Sicuramente il tema della sostenibilità è diventato centrale. Recentemente Aipb ha condotto uno studio con Oliver Wyman con l’obiettivo di analizzare tutti i processi necessari per fare della sostenibilità il motore delle scelte di portafoglio. Una piena integrazione dei criteri esg richiede investimenti elevati e molto tempo, anche se dal punto di vista della strategia tutti gli operatori si sono appropriati di queste tematiche: chi per opportunità, chi perché lo richiede il cliente e alcuni le hanno integrate in modo strutturale nel proprio business. Quello che invece è più complicato sono la gestione e la selezione. Da una parte va capito quanto i sistemi di rating aiutino realmente a selezionare le realtà più sostenibili; dall’altra, complice lo scenario attuale, la sostenibilità è un concetto che andrà ridefinito. Con la guerra molti temi sono diventati infatti controversi: dalla dipendenza energetica all’utilizzo delle armi, passando dalla governance degli Stati. La finanza deve aiutare a indirizzare i capitali privati verso ciò che è meglio.
Con le borse in correzione, quale asset class può assolvere in parte il ruolo dell’equity?
Complice il rally post-Covid, la quota di azionario presente nei portafogli – sia a livello di titoli che difondi – è aumentata molto, rallentando di fatto il passaggio verso prodotti illiquidi meno tradizionali. Tuttavia, tassi bassi e volatilità hanno riportato l’attenzione sull’importanza del medio lungo periodo e sugli strumenti per investire nei mercati privati, come gli Eltif, i Fia chiusi e i Pir alternativi. L’Italia in questo senso si è mossa in anticipo ed è oggi il paese europeo che ha emesso più Eltif. Ora, con l’inflazione a livelli che non si vedevano da 40 anni, la stabilità va cercata proprio nei mercati privati, che offrono rendimenti potenzialmente interessanti e possono aiutare a proteggere il valore dei portafogli degli investitori nel tempo. Ad ogni modo riteniamo che gli strumenti illiquidi non siano adatti a tutti. La maggiore rischiosità e, di conseguenza, le soglie di accesso più alte li rendono strumenti adeguati solo alla clientela più benestante, con patrimoni che possono sopportare perdite più significative.
Il tema della longevity è integrato nell’offerta dei consulenti?

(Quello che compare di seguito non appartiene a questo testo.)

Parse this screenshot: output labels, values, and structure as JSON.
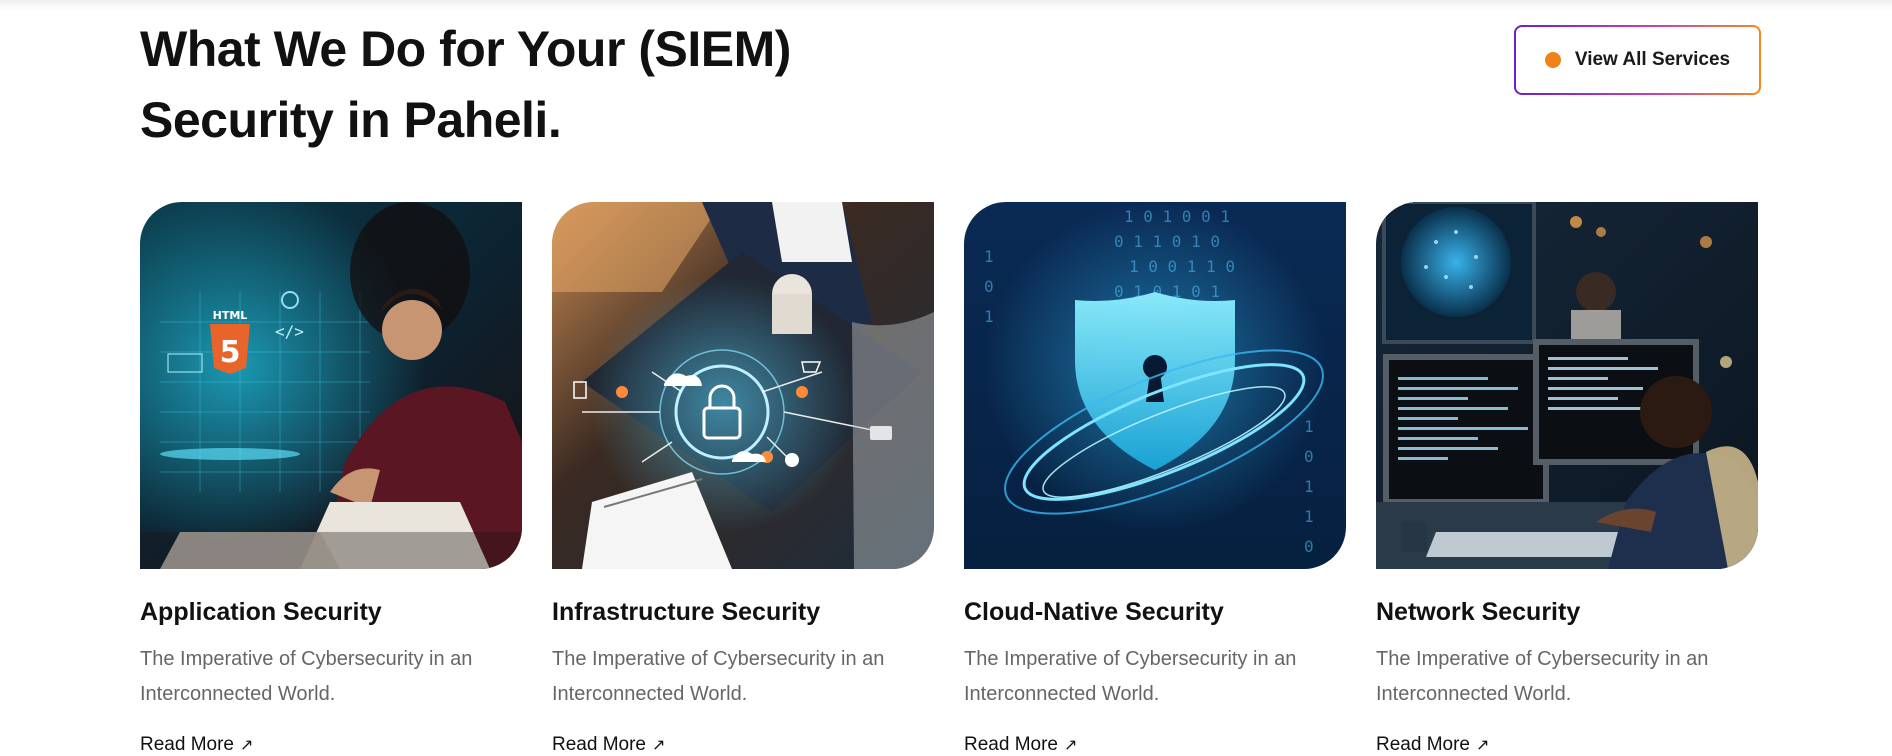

È un tema ancora non del tutto integrato, ma di cui certamente si è iniziato a parlare. Man mano che la vita si allunga, sempre più persone devono fare i conti con la “quarta età”, rischiando talvolta di compiere scelte finanziarie e di portafoglio non adeguate. A fronte di questo contesto, è molto importante che ci sia una maggiore collaborazione tra il wealth management e l’insurance, soprattutto nel ramo protezione. Se da un lato la parte finanziaria può diventare meno complessa, in quanto una volta definito l’obiettivo le scelte di portafoglio possono essere agevolate dall’utilizzo di strumenti tecnologici, dall’altra l’integrazione tra protezione e finanza pura è un esercizio che richiede un’attenta valutazione. In questo senso, il private può avere un ruolo importante, in quanto i grandi patrimoni si prestano maggiormente a perseguire una pluralità di obiettivi. Per quanto riguarda, per esempio, la gestione dei rischi, bisogna cambiare mentalità: la liquidità dovrebbe essere investita sui mercati per migliorare le performance di portafoglio, anziché per far fronte alle emergenze, come la perdita del lavoro e la salute, il cui rischio dovrebbe essere ceduto invece alle assicurazioni.